With regard to the Pol theta program, the companies are collaborating on investigational new drug application-enabling studies. They hope to file an IND and begin human studies in the first half of 2023. GSK will then lead clinical development efforts, and Ideaya will be eligible to receive up to $485 million in milestones payments, including $10 million for advancing the Pol theta asset through the IND phase.

According to Ideaya, Pol theta is significant in cancers with BRCA1/2 mutations because it promotes DNA repair through microhomology-mediated end-joining (MMEJ), which is active in cancer cells with homologous recombination deficiency.
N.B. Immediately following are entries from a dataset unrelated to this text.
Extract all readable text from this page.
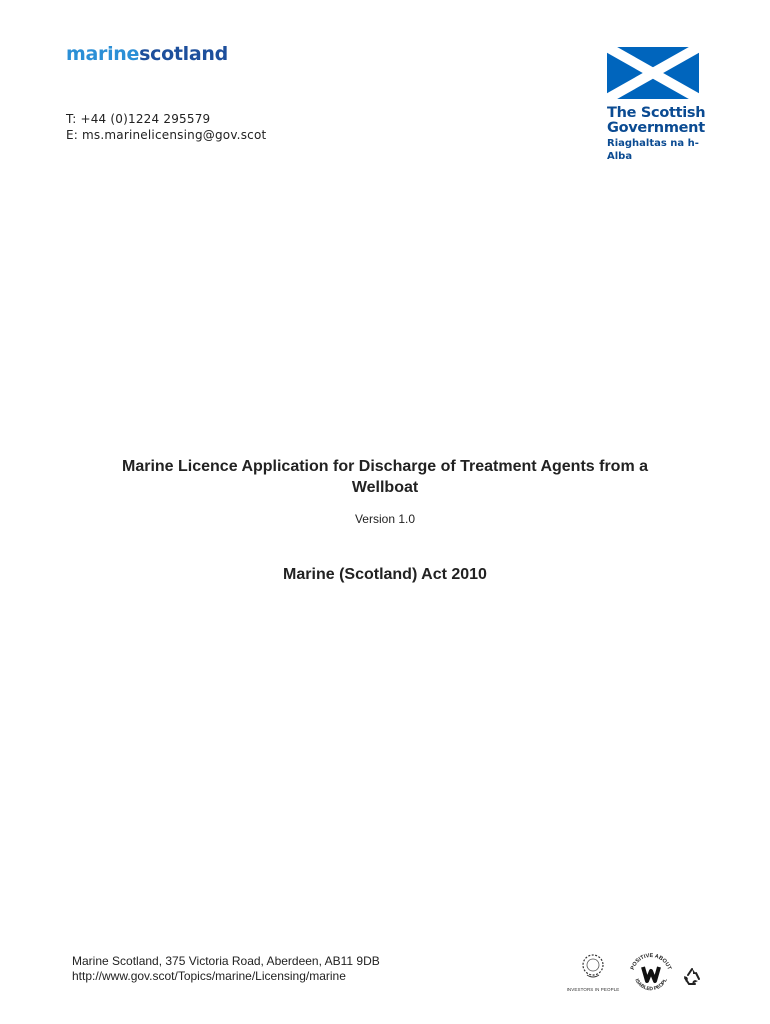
marinescotland
T: +44 (0)1224 295579
E: ms.marinelicensing@gov.scot
The Scottish
Government
Riaghaltas na h-Alba
Marine Licence Application for Discharge of Treatment Agents from a
Wellboat
Version 1.0
Marine (Scotland) Act 2010
Marine Scotland, 375 Victoria Road, Aberdeen, AB11 9DB
http://www.gov.scot/Topics/marine/Licensing/marine
INVESTORS IN PEOPLE
POSITIVE ABOUT
ISABLED PEOPL
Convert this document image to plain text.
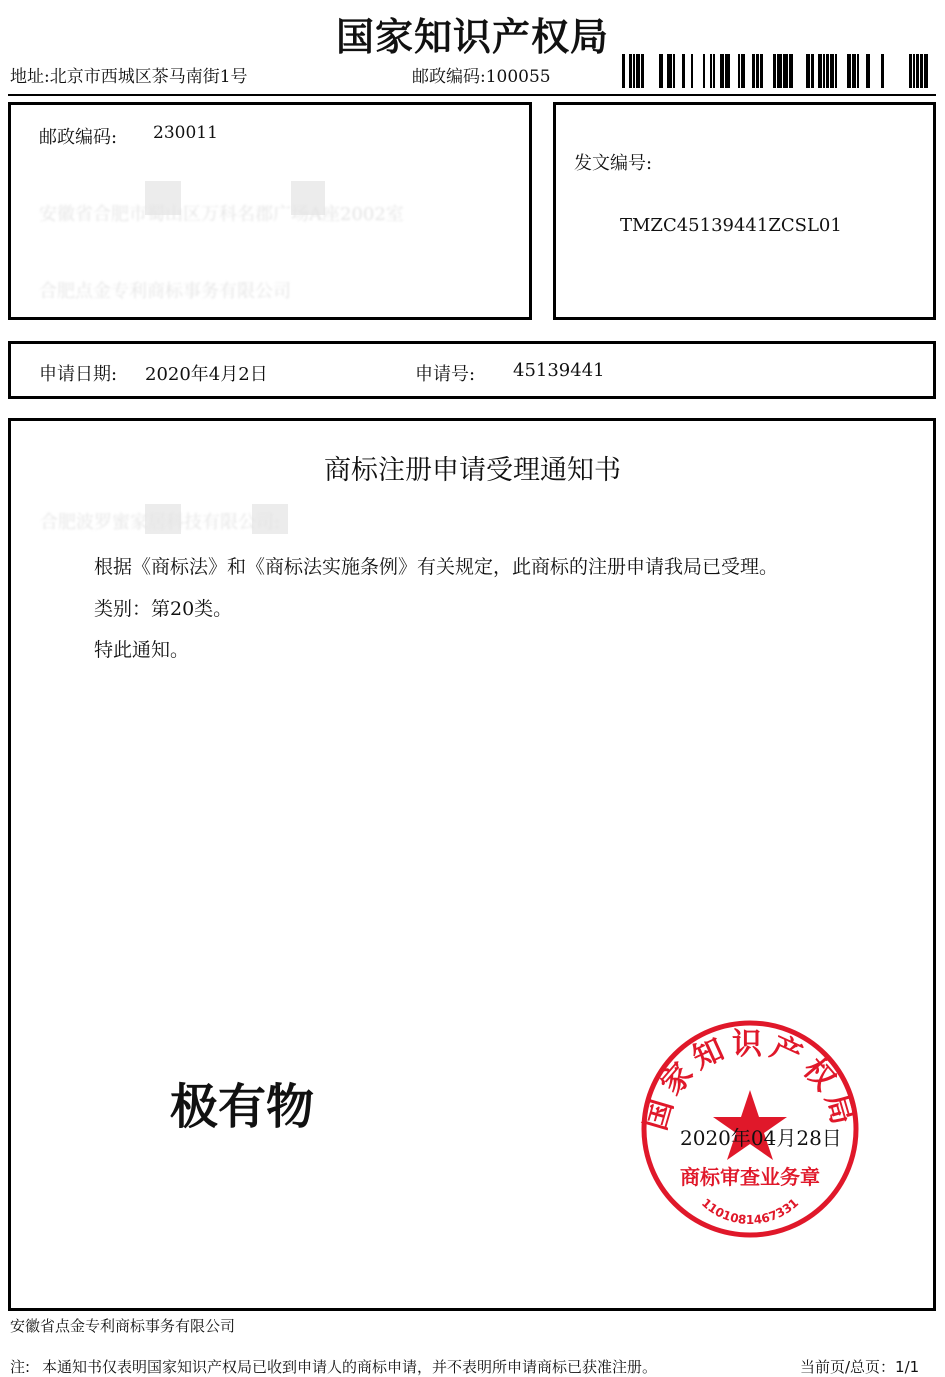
国家知识产权局
地址:北京市西城区茶马南街1号	邮政编码:100055
邮政编码: 230011
安徽省合肥市蜀山区万科名郡广场A座2002室
合肥点金专利商标事务有限公司
发文编号:
TMZC45139441ZCSL01
申请日期: 2020年4月2日	申请号: 45139441
商标注册申请受理通知书
合肥波罗蜜家居科技有限公司:
根据《商标法》和《商标法实施条例》有关规定，此商标的注册申请我局已受理。
类别：第20类。
特此通知。
极有物	国家知识产权局
商标审查业务章
1101081467331
2020年04月28日
安徽省点金专利商标事务有限公司
注: 本通知书仅表明国家知识产权局已收到申请人的商标申请，并不表明所申请商标已获准注册。	当前页/总页：1/1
PARP1 is also involved in MMEJ DNA repair, suggesting that the combination of a Pol theta helicase inhibitor and a PARP inhibitor could be synergistic.

"The development candidate has demonstrated robust in vivo efficacy in combination with niraparib, with significant tumor regressions and durable responses in multiple cancer models," Benjamin Schwartz, head of GSK's oncology synthetic lethality research unit, said in a statement. "We believe the Pol theta helicase and niraparib combination has the opportunity to deliver meaningful patient benefit."